TLJH is awesome. It solves one of my persistent problems of needing a way to get up and running in a commercial cloud environment quickly and consistently. So, I have an instance of TLJH installed in GCP. Installation was breeze – thanks for the detailed instructions! But the server keeps timing out. That is, if I don’t interact with the UI on a regular basis (e.g., let a long-running process of 60 minutes or so run its course while I do something else), it times out and shuts the server down. When I come back, I get an error message and have to refresh and restart the server. Which brings me to the questions in my title: why would TLJH ever time out? I can understand why you would want to time-out on a system that scales up and down (e.g., on Kubernetes), but in this case, the computational resources are fixed, so really time-outs should never happen (or am I missing something?). Alternatively, is there a way to configure it so that it never times out? As always, thanks for all your work!
Hi,
Unless you changed it, the default behaviour in TLJH is to cull idle servers after 10 minutes. You should see if this is happening by inspecting /var/log/syslog. A check for idle servers happens every 60 seconds (by default), as shown by messages of the type:
200 GET /hub/api/users (cull-idle@127.0.0.1) 21.34ms
and the culling itself, after 600 seconds:
cull_idle_servers:154] Culling server (inactive for 00:10:35)

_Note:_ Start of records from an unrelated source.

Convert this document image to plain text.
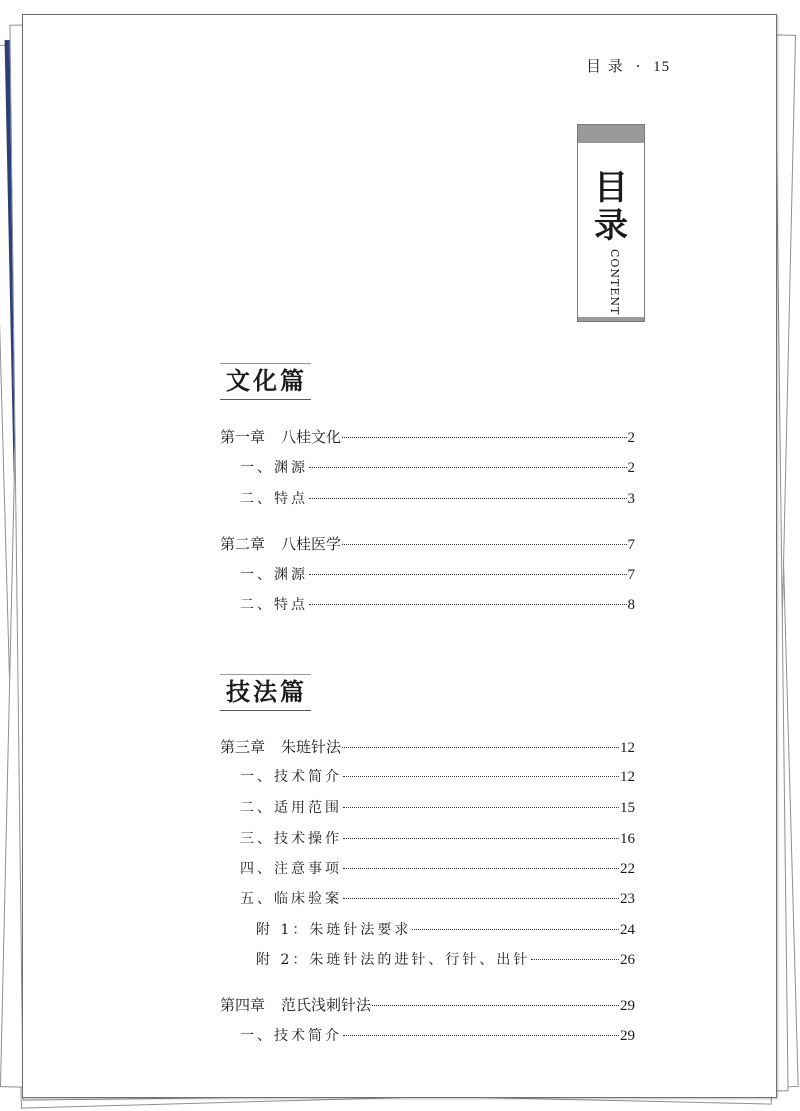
目 录 · 15
目
录
CONTENT
文化篇
第一章 八桂文化	2
一、渊源	2
二、特点	3
第二章 八桂医学	7
一、渊源	7
二、特点	8
技法篇
第三章 朱琏针法	12
一、技术简介	12
二、适用范围	15
三、技术操作	16
四、注意事项	22
五、临床验案	23
附 1：朱琏针法要求	24
附 2：朱琏针法的进针、行针、出针	26
第四章 范氏浅刺针法	29
一、技术简介	29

I’m not sure exactly how “inactive” is defined: it seems that servers can be culled even if the kernel is active but it is not writing to standard out (but this behaviour doesn’t seem to be 100% reproducible so perhaps it depends on other factors. If someone could clarify that would be great.).

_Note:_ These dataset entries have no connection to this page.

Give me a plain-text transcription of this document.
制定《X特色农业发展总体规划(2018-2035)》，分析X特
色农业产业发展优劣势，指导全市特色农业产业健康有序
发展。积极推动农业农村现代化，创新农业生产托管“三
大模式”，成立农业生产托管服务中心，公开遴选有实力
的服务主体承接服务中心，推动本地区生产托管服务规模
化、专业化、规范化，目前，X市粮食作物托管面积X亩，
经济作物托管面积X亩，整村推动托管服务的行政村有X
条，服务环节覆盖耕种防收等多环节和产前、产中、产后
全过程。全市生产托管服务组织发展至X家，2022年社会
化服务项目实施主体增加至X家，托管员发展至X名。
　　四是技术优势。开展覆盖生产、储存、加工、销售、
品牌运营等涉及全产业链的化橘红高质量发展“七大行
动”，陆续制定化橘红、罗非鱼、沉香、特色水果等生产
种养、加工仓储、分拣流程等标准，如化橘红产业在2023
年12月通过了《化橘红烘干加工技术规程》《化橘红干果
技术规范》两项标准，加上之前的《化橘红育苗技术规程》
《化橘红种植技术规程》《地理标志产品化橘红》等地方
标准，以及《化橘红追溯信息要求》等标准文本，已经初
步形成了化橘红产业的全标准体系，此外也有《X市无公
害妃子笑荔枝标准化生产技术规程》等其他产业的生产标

You can turn off culling through the tljh-config config tool, as described here:
http://tljh.jupyter.org/en/latest/topic/idle-culler.html
i.e.,
sudo tljh-config set services.cull.enabled False
sudo tljh-config reload
Thanks! That makes sense. I guess that page also answers my original question: you want to cull idle servers so that different users of your TLJH won’t be hogging resources from each other. The default behavior assumes a somewhat different use-case than mine (naturally), which is that many different users will be logging into the hub at different times.